Some few, again, there may be, who, within their own recollection, could not say that they have received the Holy Ghost: persons who have lived among careless friends, to whom the way of life has never been steadily pointed out; while the way of death, with all its manifold paths, meeting at last in one, has been continually before them. Shall we say that these, because they have been baptized, are therefore guilty of having rejected grace given? that this sin is aggravated, because a mercy was offered them once of which they were unconscious? We would not say this; but we would say that it is impossible but that they must have received the Holy Ghost within their memory; it is impossible but that conscience must have sometimes spoken, and that they must have sometimes been enabled to obey it; it is impossible but that they must have had some notions of sin, and some desires to struggle against it; and so far as they ever felt that desire, it was the work of God's Holy Spirit. Man cannot dare to say how great the amount of their guilt may be; but guilt there certainly is; they have grieved the Holy Spirit; and, though we dare not say that they have utterly blasphemed him, yet they have a long hardness to overcome, and every hour of delayed turning to God increases it: it may be possible still to overcome it, but meanwhile it is not overcome; they are not receiving the Holy Spirit; they are not being renewed into the likeness of Christ, without which no man can see God.

Here, then, are the four cases, one of which must belong to every one of us here assembled. Either we have been always and still are receiving the Holy Ghost; or we can remember when we were not, but yet are receiving him now; or we can remember when we were, but yet now are not; or we cannot remember to have received him ever, nor are we yet receiving him. I cannot say which of the last two states is the most dreadful, nor scarcely which of the first two states is the most blessed.

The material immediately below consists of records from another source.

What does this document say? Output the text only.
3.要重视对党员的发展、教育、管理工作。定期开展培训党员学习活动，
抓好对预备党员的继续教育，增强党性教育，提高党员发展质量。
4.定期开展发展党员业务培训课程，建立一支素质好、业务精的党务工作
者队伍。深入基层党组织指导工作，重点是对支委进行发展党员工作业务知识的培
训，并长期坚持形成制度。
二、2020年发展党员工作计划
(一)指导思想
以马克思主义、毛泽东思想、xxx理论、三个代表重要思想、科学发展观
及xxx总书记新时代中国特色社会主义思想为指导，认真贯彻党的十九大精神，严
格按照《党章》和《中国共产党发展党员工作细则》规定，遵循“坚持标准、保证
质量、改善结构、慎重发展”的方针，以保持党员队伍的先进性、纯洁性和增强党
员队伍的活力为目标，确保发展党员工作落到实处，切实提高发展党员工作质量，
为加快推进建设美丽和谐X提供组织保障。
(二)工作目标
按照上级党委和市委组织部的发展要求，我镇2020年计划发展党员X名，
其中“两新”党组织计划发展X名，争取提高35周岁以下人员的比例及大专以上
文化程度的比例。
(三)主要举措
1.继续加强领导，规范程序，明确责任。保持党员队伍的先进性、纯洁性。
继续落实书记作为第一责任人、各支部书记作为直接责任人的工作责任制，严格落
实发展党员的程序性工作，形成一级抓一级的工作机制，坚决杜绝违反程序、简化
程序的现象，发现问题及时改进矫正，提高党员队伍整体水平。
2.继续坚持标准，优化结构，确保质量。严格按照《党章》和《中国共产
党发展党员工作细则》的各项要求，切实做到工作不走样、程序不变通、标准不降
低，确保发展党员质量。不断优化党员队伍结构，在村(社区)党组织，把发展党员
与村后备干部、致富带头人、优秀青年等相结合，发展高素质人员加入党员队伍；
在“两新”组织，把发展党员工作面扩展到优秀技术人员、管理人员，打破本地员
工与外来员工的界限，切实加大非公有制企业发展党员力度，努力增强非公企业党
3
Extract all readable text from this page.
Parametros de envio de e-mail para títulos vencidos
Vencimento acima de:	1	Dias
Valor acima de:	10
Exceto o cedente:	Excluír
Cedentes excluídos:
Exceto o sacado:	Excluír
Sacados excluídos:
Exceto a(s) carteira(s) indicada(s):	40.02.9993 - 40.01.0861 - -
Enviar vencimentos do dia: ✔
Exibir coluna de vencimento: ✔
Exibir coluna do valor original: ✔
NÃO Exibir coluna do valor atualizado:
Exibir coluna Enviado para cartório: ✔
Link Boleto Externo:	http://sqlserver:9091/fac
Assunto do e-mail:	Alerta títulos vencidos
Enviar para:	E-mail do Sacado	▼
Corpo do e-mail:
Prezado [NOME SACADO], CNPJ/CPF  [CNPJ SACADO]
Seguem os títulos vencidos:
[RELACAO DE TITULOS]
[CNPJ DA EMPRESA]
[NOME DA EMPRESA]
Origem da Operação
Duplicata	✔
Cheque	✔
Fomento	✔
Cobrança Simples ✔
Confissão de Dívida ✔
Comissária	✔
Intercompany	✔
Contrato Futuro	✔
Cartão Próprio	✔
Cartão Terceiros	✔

But yet as even those happy states admit not of over-confidence, so neither do the last two most unhappy states oblige us to despair. Not to despair; but they do urge us to every degree of fear less than despair. There is far more danger of our not fearing enough than of our being driven to despair. There is far more danger of your looking on the season of youth, of our looking on to old age; you trusting to the second freshness and tenderness of the first, -- we to the calmness and necessary reflection of the last. There is far more danger of our thus hardening ourselves beyond recall; there is not only the danger, but there is the sin, the greatest sin, I suppose, of which the human mind is capable, that of deliberately choosing evil for the present rather than good, calculating that, by and by, we shall choose good rather than evil. I believe, that it is impossible to conceive of any state of mind more sinful than one which should so feel and so choose; and this is the state which we incur, and which we persist in whenever we put off the thought of repentance. Now, then, it only remains, that we apply this each to ourselves; I say all of us apply it, the young and the old alike; for there is not one here so young as not to have cause to apply it; there is not one of us who would not, I am sure, be a different person from what he now is, if he were to ask himself steadily every day, Have I been and am I receiving the Holy Ghost since I believed?